Philanthropy, charity and the creation of crisis funds are all for the good – but can hotels really make a difference in a business-obsessed world? Poirson is unequivocal: “Absolutely,” he says. “It is important to us that we play a major role in social elevation by providing training, mentoring and development opportunities for people from diverse and underprivileged backgrounds.” Why? Because, as Poirson says, “hospitality is all about people” – and when people are at the heart of what you do, looking out for them must be the top priority.
But Accor is also wary about the negative impacts of tourism – which is why sustainability will be the driving force going forward. “The growing importance of sustainable travel has been accelerated by the Covid crisis,” Poirson explains, “and people are seeking a responsible way of enjoying travel while reducing their carbon footprint and positively contributing to the communities they are visiting.
“We are the first international hotel group to make a long-term commitment to reach net-zero carbon emissions by 2050 [and] we believe that through environmental, social and societal engagement, Accor can become a net-positive company which leads the way towards a net-positive tourism.”

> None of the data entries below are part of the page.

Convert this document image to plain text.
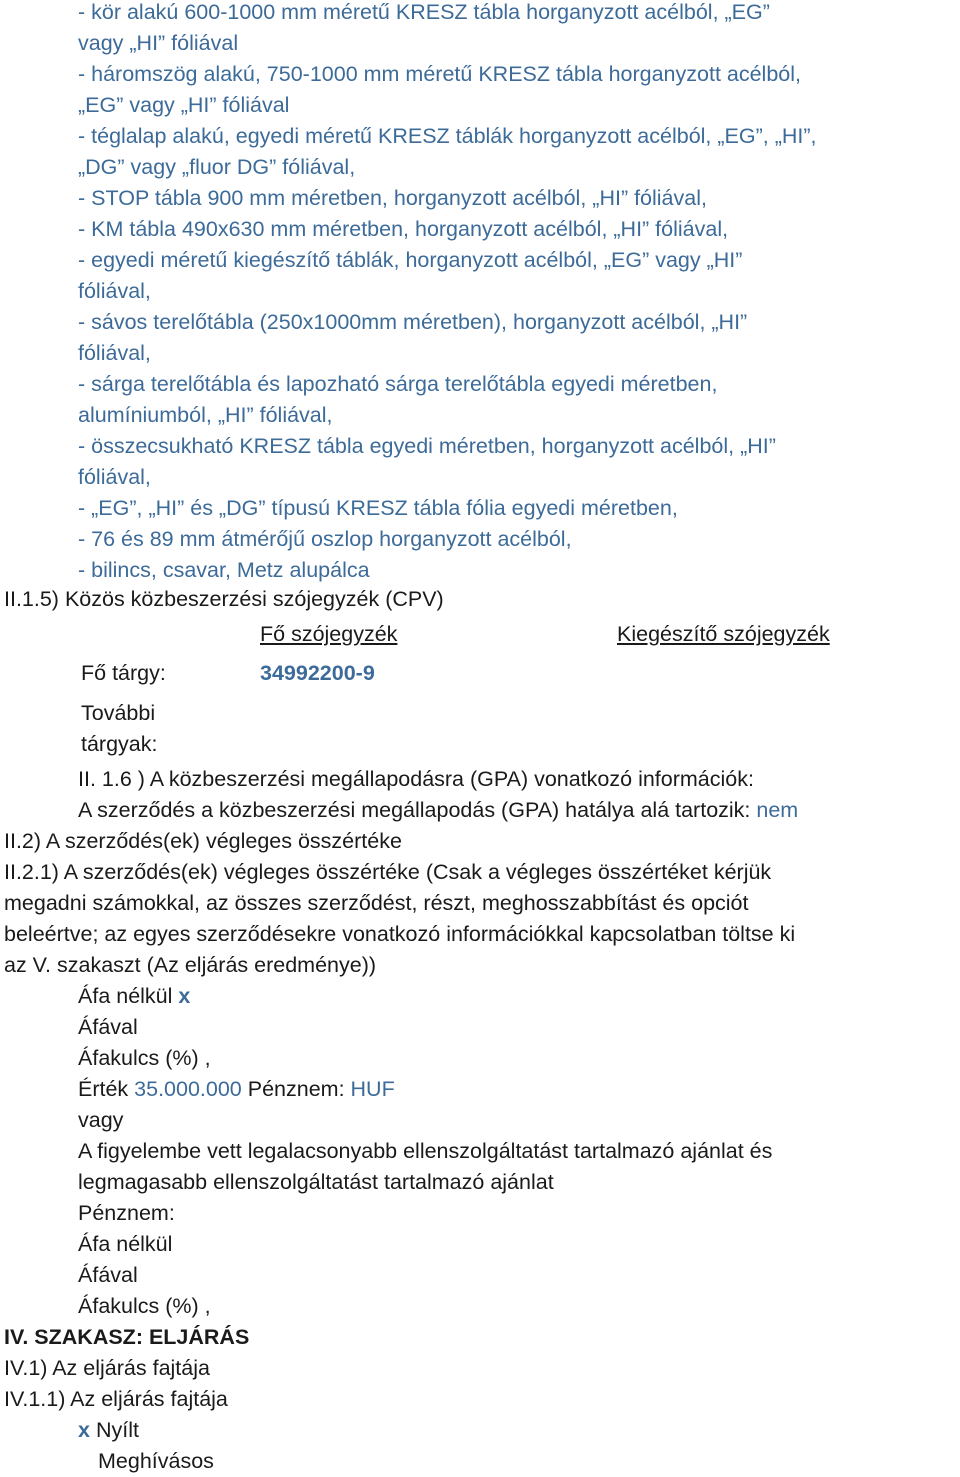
- kör alakú 600-1000 mm méretű KRESZ tábla horganyzott acélból, „EG”
vagy „HI” fóliával
- háromszög alakú, 750-1000 mm méretű KRESZ tábla horganyzott acélból,
„EG” vagy „HI” fóliával
- téglalap alakú, egyedi méretű KRESZ táblák horganyzott acélból, „EG”, „HI”,
„DG” vagy „fluor DG” fóliával,
- STOP tábla 900 mm méretben, horganyzott acélból, „HI” fóliával,
- KM tábla 490x630 mm méretben, horganyzott acélból, „HI” fóliával,
- egyedi méretű kiegészítő táblák, horganyzott acélból, „EG” vagy „HI”
fóliával,
- sávos terelőtábla (250x1000mm méretben), horganyzott acélból, „HI”
fóliával,
- sárga terelőtábla és lapozható sárga terelőtábla egyedi méretben,
alumíniumból, „HI” fóliával,
- összecsukható KRESZ tábla egyedi méretben, horganyzott acélból, „HI”
fóliával,
- „EG”, „HI” és „DG” típusú KRESZ tábla fólia egyedi méretben,
- 76 és 89 mm átmérőjű oszlop horganyzott acélból,
- bilincs, csavar, Metz alupálca
II.1.5) Közös közbeszerzési szójegyzék (CPV)
Fő szójegyzék	Kiegészítő szójegyzék
Fő tárgy:	34992200-9
További
tárgyak:
II. 1.6 ) A közbeszerzési megállapodásra (GPA) vonatkozó információk:
A szerződés a közbeszerzési megállapodás (GPA) hatálya alá tartozik: nem
II.2) A szerződés(ek) végleges összértéke
II.2.1) A szerződés(ek) végleges összértéke (Csak a végleges összértéket kérjük
megadni számokkal, az összes szerződést, részt, meghosszabbítást és opciót
beleértve; az egyes szerződésekre vonatkozó információkkal kapcsolatban töltse ki
az V. szakaszt (Az eljárás eredménye))
Áfa nélkül x
Áfával
Áfakulcs (%) ,
Érték 35.000.000 Pénznem: HUF
vagy
A figyelembe vett legalacsonyabb ellenszolgáltatást tartalmazó ajánlat és
legmagasabb ellenszolgáltatást tartalmazó ajánlat
Pénznem:
Áfa nélkül
Áfával
Áfakulcs (%) ,
IV. SZAKASZ: ELJÁRÁS
IV.1) Az eljárás fajtája
IV.1.1) Az eljárás fajtája
x Nyílt
Meghívásos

In the end, finding a balanced model of sustainable tourism is the key to the success of charitable endeavours like these. In an imperfect world, philanthropy must rest on the shoulders of entrepreneurial giants – and if they can walk the tightrope successfully between profit and charity, preservation and rejuvenation, hospitality and care, then perhaps they really can make a positive difference. “It is very hard to say what is wrong and what is right,” Kihlgren admits. “And of course, I don’t claim to know. I have many doubts, like all sane people should have, about changing society. But it is a work in progress. We will see.”